11/08/2022 / By Cassie B.
A new study exploring the origins of the pandemic has concluded that the odds of COVID-19 having a natural origin are less than one in 100 million, which is a remarkable finding for a study that does not look at any of the known evidence that ties the virus’s origins to a Chinese lab.
In contrast with previous studies that looked at qualitative aspects of the virus, such as its features, this study assessed the chances that the virus has a lab origin on a quantitative basis. The study, entitled Endonuclease fingerprint indicates a synthetic origin of SARS-CoV-2, was published on the preprint server bioRxiv and was carried out by a team of researchers that include a molecular immunologist, a pharmacologist and a mathematical biologist.
The study reached its conclusion without taking into consideration factors such as the extremely unusual furin cleavage sight responsible for making the virus so strong that many experts believe was inserted into the virus by scientists at the Wuhan Institute of Virology. In addition, the study does not consider the significant coincidence of the pandemic beginning in the same area as one of the top coronavirus labs in the world.

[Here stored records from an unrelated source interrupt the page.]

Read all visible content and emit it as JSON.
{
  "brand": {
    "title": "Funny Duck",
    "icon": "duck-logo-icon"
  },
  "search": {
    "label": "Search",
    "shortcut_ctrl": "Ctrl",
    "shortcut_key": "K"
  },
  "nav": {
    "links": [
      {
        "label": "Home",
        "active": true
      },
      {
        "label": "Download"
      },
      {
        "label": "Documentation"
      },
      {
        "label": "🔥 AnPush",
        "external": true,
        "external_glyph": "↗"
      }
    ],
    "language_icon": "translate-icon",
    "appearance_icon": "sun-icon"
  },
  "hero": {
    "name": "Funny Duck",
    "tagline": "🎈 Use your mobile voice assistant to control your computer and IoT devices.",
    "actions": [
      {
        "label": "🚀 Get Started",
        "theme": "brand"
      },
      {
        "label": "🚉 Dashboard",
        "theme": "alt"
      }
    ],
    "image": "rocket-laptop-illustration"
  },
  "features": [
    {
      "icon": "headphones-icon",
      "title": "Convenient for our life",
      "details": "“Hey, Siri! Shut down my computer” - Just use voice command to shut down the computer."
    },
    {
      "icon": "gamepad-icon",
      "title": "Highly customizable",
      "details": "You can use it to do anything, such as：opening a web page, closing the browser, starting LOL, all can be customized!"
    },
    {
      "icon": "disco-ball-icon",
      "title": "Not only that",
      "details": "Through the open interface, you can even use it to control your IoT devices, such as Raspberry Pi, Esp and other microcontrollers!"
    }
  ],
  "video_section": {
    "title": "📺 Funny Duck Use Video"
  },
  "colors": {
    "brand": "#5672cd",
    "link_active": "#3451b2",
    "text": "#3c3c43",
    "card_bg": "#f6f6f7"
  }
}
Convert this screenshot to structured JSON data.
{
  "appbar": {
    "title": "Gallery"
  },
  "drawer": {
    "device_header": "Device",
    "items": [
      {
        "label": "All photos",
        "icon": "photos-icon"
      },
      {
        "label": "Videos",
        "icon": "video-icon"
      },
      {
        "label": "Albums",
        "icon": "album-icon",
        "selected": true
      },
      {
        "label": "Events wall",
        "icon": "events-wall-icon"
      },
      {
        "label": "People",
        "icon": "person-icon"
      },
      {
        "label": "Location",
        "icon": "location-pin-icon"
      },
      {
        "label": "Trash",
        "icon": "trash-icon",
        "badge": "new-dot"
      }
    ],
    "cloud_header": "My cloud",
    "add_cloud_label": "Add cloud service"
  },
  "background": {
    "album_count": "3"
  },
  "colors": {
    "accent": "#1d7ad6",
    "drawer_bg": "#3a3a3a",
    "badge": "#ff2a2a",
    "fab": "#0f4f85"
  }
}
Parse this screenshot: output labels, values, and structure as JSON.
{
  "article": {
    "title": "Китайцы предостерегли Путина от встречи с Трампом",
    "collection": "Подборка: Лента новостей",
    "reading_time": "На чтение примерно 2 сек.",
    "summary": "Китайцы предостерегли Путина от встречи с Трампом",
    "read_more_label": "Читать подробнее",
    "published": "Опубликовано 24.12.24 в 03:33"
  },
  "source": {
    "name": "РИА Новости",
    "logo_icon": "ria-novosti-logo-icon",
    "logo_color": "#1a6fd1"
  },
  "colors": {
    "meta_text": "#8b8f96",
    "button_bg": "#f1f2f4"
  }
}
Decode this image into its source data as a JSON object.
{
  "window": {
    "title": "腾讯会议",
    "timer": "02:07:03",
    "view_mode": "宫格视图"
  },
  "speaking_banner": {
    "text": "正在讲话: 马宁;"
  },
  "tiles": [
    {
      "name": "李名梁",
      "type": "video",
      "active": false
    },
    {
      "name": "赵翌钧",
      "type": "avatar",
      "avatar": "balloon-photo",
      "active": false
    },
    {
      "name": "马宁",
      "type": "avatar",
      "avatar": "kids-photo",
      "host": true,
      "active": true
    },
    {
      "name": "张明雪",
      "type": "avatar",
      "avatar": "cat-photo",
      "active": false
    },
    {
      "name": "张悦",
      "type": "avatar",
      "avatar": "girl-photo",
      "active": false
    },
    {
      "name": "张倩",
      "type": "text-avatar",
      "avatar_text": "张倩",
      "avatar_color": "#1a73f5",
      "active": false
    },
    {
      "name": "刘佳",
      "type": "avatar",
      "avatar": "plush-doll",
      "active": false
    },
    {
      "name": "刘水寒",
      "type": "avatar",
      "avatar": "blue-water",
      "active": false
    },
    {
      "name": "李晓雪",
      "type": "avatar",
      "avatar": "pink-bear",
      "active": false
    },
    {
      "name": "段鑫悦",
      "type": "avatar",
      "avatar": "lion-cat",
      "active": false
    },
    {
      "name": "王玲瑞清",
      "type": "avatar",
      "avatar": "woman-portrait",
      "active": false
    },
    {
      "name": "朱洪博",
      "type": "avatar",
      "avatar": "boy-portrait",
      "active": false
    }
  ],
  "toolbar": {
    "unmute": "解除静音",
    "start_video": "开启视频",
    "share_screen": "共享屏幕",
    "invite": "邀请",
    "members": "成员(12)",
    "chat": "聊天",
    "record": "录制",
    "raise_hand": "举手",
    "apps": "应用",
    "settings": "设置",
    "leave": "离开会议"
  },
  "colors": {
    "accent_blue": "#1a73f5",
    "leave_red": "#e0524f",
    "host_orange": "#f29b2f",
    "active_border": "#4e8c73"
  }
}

The study’s authors assessed tiny fingerprints that are left behind in the process used to assemble viruses in labs. Seamless genetic engineering techniques are often employed when creating viruses in labs to conceal any evidence of manipulation. However, this study created a statistical process that can reveal this type of hidden evidence by comparing the distribution of genetic code strands on wild viruses to those of lab-made viruses.
Viruses that are constructed in labs are often made by piecing together different parts of viruses. One of the main purposes of this is determining which parts of viruses are responsible for making them especially transmissible or lethal. While the authors note that viruses can indeed be manipulated in this way to develop bioweapons, they believe that the virus behind COVID-19 “was assembled in a lab via common methods used to assemble infectious clones pre-COVID.”
In particular, they honed in on the cutting sites of DNA strands. While naturally occurring cutting sites are often found in areas that are inconvenient for scientists, labs routinely insert cutting sites in more favorable locations and remove them from less convenient spots. Although the cutting sites that occur naturally and those that are added in labs are indistinguishable biologically, the researchers reported finding a “very subtle but identifiable fingerprint” when they plotted the distribution of the cutting sites on the virus responsible for COVID-19 and compared it to the distribution of these sites on the SARS viruses found in the wild, along with other SARS viruses that were created in labs before the pandemic.
According to the study, the cutting sites on SARS viruses found in the wild are randomly distributed, while those on SARS-CoV-2 and other viruses made in labs before the pandemic were regularly spaced. The regular spacing therefore suggests that the location of the cutting sites had indeed been manipulated in a laboratory setting.
Moreover, the study compared the length of longer segments found in both lab-made and wild viruses. They found that the longest segments in wild viruses were significantly longer than any of those found in lab-made viruses and SARS-CoV-2, again supporting the theory of a lab origin for the virus that causes COVID-19.
The researchers estimate that the chances that the current virus arose naturally are somewhere between one in 100 and 1 and 1400 based on factors related to the distribution of the cutting sites. However, when they also factored in the concentration of mutations that they found within the cutting sites – which was considered extremely unlikely in a wild coronavirus but almost universal in synthetic viruses – their estimate dropped to a one in 100 million chance that the virus responsible for COVID-19 occurred naturally. Additional criteria could make the chances even more remote, such as the perfect fit of the virus’s sticky ends.
Although the study’s authors stopped short of speculating on the specific lab the virus may have escaped from, they believe that it is clear that it was indeed assembled in a lab using a common method for assembling viruses. Although the study must still undergo peer review, the authors have already invited debate of their findings, and many are viewing their methodology as a promising way to get to the bottom of the virus’s origins without depending on cooperation from China.